Friday, October 17, 2008

The Media love (elite) Crackpot Economics

How else to explain the attention poured on "Joe the Plumber" after the last presidential debate? He didn't express one idea you wouldn't find in the most tendentious essays on the Wall Street Journal's editorial page, or spouted on air by faux populist like Limbaugh and O'Reilly. In other words, in giving "Joe" so much attention and air time, the media isn't providing a rare forum for the "working man" or "average American" -- once again they are only highlighting another mouthpiece for America's elites.

I'm a small business person and I hate the Republicans for peddling economic nonsense that benefits large corporations by getting out their tiny violins and weeping over the imaginary plight of small business. And the media for allowing them to get away with it.

How can income taxes affect phony Joe's ability to hire? You pay income taxes on profits - after expenses like labor. If Joe's business isn't generating enough business and income to justify hiring an employee he has problems entirely separate from the issue of income taxes. One problem could be that the market he is working in simply can't support his business. A likely problem is too few potential customers with enough disposable income to use his services. In that case "spreading the wealth around" in terms of economic stimulus may be exactly what his business needs.

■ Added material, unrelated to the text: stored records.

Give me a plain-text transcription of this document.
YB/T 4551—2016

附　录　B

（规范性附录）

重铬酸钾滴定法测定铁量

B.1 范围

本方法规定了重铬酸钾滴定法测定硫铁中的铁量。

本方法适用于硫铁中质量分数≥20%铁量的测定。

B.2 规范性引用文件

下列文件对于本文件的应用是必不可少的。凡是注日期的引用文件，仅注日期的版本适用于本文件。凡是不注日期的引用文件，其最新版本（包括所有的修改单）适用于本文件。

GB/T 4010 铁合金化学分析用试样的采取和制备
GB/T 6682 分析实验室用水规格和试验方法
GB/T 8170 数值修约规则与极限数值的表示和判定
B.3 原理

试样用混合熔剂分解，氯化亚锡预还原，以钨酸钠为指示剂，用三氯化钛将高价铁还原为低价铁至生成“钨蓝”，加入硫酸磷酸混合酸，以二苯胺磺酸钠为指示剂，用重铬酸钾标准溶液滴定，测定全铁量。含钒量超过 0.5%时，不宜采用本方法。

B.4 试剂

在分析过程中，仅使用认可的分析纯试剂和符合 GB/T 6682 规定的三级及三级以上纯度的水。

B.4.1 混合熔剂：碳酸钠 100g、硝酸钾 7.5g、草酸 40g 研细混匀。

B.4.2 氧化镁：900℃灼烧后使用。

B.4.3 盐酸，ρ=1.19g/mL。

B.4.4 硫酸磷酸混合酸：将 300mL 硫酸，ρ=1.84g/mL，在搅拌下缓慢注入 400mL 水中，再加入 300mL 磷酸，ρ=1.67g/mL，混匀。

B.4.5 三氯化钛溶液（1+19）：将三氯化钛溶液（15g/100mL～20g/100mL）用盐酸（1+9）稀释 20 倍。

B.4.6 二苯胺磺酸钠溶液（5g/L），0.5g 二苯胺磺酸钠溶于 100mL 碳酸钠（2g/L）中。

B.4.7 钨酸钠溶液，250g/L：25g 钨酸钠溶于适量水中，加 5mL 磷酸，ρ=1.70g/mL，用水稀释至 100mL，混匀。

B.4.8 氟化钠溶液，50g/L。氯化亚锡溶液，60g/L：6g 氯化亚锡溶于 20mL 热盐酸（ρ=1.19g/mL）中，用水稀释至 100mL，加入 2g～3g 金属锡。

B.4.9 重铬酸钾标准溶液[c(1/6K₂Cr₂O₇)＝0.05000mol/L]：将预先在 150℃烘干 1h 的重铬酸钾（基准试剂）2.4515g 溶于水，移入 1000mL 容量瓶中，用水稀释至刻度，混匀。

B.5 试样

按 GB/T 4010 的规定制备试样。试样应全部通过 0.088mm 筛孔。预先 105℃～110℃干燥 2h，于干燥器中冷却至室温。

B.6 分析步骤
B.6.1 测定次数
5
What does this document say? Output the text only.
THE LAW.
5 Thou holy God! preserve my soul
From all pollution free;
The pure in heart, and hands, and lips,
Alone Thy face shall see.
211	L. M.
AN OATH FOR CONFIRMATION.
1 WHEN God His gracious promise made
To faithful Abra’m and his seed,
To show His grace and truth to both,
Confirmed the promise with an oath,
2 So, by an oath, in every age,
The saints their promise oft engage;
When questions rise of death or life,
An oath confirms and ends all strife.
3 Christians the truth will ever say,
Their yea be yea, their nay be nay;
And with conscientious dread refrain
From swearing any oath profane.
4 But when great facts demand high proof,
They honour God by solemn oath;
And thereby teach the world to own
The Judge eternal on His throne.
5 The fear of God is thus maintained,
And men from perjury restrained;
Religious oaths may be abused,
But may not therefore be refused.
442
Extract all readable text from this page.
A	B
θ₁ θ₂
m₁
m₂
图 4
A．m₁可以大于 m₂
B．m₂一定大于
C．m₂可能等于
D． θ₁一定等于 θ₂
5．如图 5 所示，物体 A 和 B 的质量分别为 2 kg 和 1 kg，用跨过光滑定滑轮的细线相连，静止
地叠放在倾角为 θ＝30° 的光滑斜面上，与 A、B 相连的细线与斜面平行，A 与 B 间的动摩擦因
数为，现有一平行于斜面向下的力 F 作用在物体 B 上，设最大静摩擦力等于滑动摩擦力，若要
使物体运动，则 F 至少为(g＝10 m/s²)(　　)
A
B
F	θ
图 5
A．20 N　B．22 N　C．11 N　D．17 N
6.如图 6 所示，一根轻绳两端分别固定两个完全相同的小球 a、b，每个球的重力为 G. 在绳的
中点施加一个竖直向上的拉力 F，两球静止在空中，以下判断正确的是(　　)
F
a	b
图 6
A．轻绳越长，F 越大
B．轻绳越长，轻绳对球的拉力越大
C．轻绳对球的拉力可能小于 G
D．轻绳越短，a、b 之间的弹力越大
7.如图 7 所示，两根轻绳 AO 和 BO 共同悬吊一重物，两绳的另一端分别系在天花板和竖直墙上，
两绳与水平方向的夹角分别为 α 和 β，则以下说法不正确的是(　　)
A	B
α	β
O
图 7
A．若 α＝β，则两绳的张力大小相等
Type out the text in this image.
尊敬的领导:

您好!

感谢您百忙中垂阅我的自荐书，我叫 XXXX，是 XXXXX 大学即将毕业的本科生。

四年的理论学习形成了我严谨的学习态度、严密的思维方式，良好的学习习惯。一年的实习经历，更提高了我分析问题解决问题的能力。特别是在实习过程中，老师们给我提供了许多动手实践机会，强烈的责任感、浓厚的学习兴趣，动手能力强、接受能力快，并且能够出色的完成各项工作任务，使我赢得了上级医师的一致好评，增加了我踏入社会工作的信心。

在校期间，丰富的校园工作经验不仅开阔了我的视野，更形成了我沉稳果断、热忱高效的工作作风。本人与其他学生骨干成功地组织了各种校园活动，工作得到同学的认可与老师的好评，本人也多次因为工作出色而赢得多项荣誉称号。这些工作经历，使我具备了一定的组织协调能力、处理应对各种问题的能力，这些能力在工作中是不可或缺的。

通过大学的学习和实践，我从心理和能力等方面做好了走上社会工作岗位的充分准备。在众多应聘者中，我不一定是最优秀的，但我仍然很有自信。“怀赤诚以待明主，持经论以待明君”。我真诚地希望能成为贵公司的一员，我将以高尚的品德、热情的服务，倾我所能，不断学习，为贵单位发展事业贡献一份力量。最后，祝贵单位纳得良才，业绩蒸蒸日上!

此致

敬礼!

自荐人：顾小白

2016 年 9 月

Bottom line; you hire employees to increase earnings. At least, good business people do. Decisions about hiring have to be justified by demand. Will hiring allow you to increase earnings by producing and selling more products or services or reaching a broader market of customers? Etc. A job is not a charity or a favor dispensed by employers. (As Republicans imply when they say business owners "create" jobs. No. Market demand creates jobs. Employers hire employees to help them meet and exploit that demand; to be more productive.) Salaries don't come out of an owner's personal income – they are an expense that CONTRIBUTES to his or her income. Every single employee's salary has to be justified by what it contributes to the bottom line. The point of hiring is to INCREASE production and the earnings of the business, and therefore increase the owner's personal income.

If the demand for your product decreases, because of poor market conditions, competition, changes in the market that you didn't anticipate or other miscalculations on your part, you lay people off.
Joe the Plumber, if he decides to hire another plumber to help him in his work, will do so because it means the company can do more work. And Joe will pay his new employee a salary that allows him, Joe, to make money from that work.

If, in a market with strong and growing demand for his services, Joe lets his employee go because his personal income taxes went up, how is he saving money? He's not. He's just limiting his ability to make money.
If times aren't good and demand for services drop, Joe may have to layoff his employee because there is less demand. Less demand means less work to do and that, of course, mean less personal income -- which most likely will mean less taxes owed.

Joe doesn't want to pay taxes. That's just normal human selfishness that we all can relate too. But, as citizens, most of us know, or should know, that a sophisticated economy requires doing so. It is going to be hard to right the nation's economic woes without an honest discussion of taxes -- the who, how and why -- that includes respectful consideration of competing and conflicting interests. So while it would be easy to think that "Joe" is the problem, the bigger problem is the media's preference for promoting resentments, fueled by phony arguments from less than honest ideologues, spouting tired ideologies, while ignoring the real, and worried, voices of the broader citizenry.